Very thoughtful posting, Hermes.

The art of good government will always be a balancing act between the state's desire to prohibit behavior that is clearly dangerous to an individual and that individual's -- no, let's not talk about rights at the moment, because there can be endless debate about whether there is a right to what a consensus agrees is self-damaging behavior.

Let's talk instead about the individual's need to learn from experience, including some real bad experiences resulting from his own actions. And about getting into the habit of taking responsibility for the outcome of one's behavior; learning to think about consequences. When the state completely assumes those decisions, the individual has a very hard time maturing into a grown-up.

This balance is by no means easy to determine. To argue that the state should not prevent a person from smoking on the grounds that permitting him to behave foolishly will develop self-reliance is somewhat disingenuous -- too much like telling the horse thief, "this will be a good lesson for you," just before they hang him.

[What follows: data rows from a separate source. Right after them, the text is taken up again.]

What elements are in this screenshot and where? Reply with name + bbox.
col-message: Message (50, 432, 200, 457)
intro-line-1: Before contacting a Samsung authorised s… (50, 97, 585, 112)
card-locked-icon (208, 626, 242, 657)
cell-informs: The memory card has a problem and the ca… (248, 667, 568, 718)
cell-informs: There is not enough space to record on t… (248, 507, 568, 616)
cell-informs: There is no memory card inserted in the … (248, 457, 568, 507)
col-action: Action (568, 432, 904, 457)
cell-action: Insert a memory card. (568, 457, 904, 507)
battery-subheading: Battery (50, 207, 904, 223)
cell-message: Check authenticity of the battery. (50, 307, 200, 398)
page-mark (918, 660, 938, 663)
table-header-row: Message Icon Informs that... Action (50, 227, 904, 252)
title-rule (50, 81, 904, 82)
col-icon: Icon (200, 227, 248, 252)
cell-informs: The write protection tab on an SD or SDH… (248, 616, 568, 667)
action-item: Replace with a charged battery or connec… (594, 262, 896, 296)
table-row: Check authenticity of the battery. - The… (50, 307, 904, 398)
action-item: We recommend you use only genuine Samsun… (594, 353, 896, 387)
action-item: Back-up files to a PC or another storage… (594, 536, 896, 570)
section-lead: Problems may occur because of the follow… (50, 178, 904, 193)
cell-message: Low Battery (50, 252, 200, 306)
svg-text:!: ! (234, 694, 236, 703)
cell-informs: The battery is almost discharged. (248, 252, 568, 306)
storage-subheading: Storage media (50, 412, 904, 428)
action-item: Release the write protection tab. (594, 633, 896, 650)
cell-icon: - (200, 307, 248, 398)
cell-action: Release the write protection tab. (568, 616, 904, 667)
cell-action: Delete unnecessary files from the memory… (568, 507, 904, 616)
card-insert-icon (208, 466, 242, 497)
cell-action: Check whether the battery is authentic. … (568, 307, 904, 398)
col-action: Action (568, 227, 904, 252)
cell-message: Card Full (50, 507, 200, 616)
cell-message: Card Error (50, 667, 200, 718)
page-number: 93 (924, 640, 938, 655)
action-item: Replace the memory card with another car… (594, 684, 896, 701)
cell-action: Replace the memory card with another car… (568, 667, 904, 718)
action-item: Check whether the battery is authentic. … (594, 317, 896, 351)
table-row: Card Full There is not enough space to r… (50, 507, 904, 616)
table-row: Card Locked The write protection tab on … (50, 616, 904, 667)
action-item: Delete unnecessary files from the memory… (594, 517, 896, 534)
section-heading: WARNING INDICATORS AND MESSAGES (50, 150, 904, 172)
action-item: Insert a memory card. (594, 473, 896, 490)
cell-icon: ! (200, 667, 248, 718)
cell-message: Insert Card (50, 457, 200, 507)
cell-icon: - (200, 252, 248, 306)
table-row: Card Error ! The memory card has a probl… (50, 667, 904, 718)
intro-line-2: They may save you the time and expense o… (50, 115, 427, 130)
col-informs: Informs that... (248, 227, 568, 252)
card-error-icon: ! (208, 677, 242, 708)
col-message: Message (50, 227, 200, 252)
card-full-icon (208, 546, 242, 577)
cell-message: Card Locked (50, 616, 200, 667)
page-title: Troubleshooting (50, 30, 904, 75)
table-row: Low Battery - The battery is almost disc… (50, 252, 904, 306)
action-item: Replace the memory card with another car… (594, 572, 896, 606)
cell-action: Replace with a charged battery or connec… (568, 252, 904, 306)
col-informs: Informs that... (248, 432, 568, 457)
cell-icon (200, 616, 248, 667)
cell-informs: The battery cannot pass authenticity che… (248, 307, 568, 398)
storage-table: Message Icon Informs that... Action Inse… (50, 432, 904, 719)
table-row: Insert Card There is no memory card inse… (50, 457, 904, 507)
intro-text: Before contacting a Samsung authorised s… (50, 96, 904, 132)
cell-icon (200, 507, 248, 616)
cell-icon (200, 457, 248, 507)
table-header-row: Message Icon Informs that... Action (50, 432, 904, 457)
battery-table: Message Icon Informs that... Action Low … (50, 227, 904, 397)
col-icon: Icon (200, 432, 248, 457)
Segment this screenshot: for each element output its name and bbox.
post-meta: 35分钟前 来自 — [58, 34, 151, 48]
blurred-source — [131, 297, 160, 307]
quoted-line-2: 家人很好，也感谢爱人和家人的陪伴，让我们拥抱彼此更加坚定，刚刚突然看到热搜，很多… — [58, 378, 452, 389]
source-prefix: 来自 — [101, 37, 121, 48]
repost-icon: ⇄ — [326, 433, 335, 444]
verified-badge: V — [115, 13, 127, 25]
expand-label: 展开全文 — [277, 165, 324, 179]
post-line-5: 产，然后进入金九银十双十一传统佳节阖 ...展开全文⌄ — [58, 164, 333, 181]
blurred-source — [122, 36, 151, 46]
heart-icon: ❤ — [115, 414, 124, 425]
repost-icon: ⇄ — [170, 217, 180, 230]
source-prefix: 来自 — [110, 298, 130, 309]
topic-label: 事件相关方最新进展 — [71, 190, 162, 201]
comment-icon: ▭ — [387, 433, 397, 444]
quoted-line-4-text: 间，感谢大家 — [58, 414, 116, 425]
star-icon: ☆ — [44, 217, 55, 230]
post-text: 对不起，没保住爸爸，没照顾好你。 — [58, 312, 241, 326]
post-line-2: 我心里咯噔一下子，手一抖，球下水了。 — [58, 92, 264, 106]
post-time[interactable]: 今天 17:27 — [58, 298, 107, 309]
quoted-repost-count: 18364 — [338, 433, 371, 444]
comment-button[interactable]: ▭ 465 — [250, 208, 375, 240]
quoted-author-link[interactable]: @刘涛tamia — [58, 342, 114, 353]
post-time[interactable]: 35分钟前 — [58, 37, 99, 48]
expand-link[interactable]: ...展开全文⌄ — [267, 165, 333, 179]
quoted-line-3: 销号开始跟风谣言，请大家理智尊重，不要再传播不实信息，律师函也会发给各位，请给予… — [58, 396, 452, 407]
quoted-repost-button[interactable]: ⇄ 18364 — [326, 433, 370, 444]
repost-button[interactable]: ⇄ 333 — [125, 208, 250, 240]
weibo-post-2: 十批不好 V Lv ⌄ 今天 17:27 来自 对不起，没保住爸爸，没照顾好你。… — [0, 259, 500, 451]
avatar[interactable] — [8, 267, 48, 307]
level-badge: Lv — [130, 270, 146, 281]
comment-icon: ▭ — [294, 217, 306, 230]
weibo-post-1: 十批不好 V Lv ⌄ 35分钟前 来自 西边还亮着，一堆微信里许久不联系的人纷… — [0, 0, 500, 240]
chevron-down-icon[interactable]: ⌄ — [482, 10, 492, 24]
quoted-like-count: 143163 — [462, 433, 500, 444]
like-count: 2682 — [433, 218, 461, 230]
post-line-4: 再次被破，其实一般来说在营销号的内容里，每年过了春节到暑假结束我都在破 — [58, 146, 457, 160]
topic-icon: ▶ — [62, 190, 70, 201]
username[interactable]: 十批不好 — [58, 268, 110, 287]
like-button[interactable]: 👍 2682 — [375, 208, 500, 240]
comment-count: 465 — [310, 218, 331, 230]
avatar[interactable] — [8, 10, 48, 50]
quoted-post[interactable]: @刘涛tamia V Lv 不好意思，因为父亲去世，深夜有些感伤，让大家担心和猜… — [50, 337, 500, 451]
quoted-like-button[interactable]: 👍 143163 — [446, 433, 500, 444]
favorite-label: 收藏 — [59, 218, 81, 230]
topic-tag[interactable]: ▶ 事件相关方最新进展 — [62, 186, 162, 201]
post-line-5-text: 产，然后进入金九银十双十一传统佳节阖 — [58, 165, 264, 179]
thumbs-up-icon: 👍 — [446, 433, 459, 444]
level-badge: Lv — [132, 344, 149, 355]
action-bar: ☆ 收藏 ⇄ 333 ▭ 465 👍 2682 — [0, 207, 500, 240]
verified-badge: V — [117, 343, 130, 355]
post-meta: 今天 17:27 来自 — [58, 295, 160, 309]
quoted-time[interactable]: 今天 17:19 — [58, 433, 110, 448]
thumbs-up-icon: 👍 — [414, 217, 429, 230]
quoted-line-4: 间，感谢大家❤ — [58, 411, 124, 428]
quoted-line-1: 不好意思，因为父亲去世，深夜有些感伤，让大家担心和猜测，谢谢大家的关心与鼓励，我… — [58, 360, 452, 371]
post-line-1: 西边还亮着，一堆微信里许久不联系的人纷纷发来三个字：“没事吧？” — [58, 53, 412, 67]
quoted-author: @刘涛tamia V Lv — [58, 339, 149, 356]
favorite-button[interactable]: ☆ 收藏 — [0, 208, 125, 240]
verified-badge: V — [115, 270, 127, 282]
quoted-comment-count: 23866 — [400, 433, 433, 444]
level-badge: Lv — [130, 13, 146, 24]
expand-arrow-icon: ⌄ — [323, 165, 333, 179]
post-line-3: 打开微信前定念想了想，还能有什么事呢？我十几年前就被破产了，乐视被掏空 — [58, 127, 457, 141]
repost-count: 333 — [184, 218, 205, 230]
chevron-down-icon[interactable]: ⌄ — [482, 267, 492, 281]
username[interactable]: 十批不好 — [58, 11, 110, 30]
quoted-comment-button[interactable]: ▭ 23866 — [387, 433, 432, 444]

I'm no libertarian. Sometimes, on balance, government restrictions on individual conduct are justifiable. But only in cases where the harm committed by an act is almost unarguable (and, of course, when the consequences spill over onto others).

So there's a case for the state preventing certain kinds of extremely self-destructive behavior. But the power to ban things is like all power. It's addictive. It brings on a high, one of the most delicious feelings known: self-righteousness, the glory of knowing yourself virtuous, and wiser than others who indulge in behavior you consider abominable.

That's one reason -- not the only one, but an important one -- why people love to get the government to tell others how to live. Liberals are enjoying their high. I'm Superperson! I can make people stop smoking and save their lives! I can make them stop having Christmas celebrations in schools and save them from narrow-minded sectarian bigotry! Whoo-eeee!

Rick Darby said...

Despite the length of my previous comment, I'm not sure I was expressing myself well. Or maybe I was expressing the conflict I feel over individual freedom versus the state's authority to restrict blatantly self-harmful behavior.

What I left out is that there are degrees of restriction between total permissiveness and total prohibition. In the case of smoking, we've moved in the general direction of prohibition, but stopped short of the absolute. So far.

That is, I think, as it should be. There are forms of behavior that should be restricted as to place, made expensive, made somewhat difficult to access -- but not prohibited. I don't see that as hypocrisy, or if it is, hypocrisy has its uses. Prohibition of things that lots of people want, and that affect only themselves, doesn't work. Sometimes it even adds the allure of forbidden fruit.

Possibly I've wandered way off topic. I was trying originally to come up with reasons why liberals get so worked up about things that don't appear to be a threat to anyone. I guess my point, if I have one (I'm not sure anymore), is that they feel threatened by things that many people don't, and are all too ready to use the force of law to stop practices that are far from obviously harmful to anything but their ideology.